Si, malgré tout, la vague épidémique enflait au point de déborder les services hospitaliers? Le CCNE recommande la mise en place de «cellules éthiques de soutien» dans les hôpitaux français. Ces instances, composées d’experts scientifiques et de membres de la société civile, pourraient «conforter ou décharger les équipes soignantes d’un très lourd fardeau», estime Pierre Delmas-Goyon, tout en permettant «une bonne acceptabilité» sociétale des décisions.

La Suisse, sur ce plan, a une longueur d’avance. «Depuis des années, tous nos hôpitaux universitaires et cantonaux se sont dotés d’un Service de soutien éthique en médecine. Ces services comptent aussi des membres de la société civile», indique Samia Hurst. Plusieurs sont en train de «s’organiser pour faire face à l’épidémie de Covid-19».

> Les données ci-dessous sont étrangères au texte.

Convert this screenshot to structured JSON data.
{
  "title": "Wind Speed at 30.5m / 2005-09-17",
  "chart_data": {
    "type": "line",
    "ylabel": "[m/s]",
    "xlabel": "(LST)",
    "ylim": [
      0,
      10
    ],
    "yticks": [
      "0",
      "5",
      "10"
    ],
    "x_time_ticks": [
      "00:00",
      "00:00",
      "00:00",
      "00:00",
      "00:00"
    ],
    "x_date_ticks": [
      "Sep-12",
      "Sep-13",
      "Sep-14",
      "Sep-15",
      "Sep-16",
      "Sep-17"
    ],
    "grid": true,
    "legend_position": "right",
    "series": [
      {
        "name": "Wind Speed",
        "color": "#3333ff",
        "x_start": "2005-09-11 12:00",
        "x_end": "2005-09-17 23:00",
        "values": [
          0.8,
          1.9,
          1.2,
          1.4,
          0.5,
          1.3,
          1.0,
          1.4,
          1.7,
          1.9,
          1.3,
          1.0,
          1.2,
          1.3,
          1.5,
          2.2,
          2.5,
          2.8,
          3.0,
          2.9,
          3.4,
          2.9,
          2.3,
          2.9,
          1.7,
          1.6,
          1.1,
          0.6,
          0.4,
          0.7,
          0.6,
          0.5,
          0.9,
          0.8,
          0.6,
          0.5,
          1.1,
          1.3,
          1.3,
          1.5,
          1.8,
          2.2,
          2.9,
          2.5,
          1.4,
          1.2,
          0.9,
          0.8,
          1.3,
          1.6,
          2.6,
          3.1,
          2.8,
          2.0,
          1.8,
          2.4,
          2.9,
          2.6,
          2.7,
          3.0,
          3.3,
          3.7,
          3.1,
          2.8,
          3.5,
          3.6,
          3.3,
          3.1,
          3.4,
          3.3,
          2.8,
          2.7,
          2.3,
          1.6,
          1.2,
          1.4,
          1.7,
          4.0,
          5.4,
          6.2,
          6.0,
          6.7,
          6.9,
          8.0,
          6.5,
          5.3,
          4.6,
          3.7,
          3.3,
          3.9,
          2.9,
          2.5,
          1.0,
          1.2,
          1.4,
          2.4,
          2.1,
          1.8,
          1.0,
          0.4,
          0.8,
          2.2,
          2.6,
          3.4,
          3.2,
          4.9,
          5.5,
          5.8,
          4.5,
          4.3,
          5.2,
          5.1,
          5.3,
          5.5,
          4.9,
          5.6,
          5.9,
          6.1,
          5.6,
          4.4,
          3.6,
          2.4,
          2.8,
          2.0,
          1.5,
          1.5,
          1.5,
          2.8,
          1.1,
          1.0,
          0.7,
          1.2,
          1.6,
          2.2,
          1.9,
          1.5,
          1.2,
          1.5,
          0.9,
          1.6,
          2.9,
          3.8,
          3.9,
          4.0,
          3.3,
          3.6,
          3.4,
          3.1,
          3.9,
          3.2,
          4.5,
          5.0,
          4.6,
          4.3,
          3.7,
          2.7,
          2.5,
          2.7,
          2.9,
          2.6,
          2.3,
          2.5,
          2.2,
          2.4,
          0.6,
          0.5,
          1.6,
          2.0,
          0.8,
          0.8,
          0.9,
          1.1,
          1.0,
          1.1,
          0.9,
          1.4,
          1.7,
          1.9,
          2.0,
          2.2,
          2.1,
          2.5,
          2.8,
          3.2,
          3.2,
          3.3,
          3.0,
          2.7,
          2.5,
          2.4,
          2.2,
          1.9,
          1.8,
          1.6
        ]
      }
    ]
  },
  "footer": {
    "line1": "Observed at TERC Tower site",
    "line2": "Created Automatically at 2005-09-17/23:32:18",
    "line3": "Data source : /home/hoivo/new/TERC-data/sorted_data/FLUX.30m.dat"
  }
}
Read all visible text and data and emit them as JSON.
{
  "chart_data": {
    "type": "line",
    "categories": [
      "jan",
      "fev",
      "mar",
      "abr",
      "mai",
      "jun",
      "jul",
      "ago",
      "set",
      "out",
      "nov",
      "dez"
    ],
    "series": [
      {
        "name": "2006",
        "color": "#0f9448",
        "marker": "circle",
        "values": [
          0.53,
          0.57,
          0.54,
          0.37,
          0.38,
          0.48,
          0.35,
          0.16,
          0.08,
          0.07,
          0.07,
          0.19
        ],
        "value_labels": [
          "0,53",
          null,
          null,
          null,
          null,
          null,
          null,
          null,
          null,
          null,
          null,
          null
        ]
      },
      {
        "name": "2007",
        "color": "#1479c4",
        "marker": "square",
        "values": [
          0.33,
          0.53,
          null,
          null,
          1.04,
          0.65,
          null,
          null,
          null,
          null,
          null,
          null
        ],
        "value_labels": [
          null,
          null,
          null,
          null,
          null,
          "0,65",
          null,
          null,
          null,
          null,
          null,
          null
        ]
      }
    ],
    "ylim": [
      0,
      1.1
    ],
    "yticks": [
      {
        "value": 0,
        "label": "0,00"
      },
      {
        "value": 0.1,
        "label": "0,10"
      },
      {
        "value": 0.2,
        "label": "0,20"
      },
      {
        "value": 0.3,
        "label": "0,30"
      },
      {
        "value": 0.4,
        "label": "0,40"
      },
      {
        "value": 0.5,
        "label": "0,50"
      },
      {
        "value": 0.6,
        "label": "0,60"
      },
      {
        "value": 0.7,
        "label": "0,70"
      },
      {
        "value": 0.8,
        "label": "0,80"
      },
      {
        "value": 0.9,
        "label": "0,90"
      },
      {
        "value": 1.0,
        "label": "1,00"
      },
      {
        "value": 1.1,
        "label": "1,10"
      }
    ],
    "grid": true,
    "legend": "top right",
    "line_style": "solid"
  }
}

Les paramètres sont les mêmes pour tout le monde, quels que soient le statut social, la religion, le lieu d’habitation

Samia Hurst, médecin et éthicienne

Pour diminuer le risque d’arbitraire, aucune décision ne doit être prise par une seule personne. Un article publié dans le British Medical Journal du 9 mars insiste sur ce point pour «garantir la cohérence, l’équité et la transparence» des décisions. «Les critères de tri doivent être transparents et publiquement accessibles. Chaque décision doit être traçable et ses raisons documentées», abonde Samia Hurst.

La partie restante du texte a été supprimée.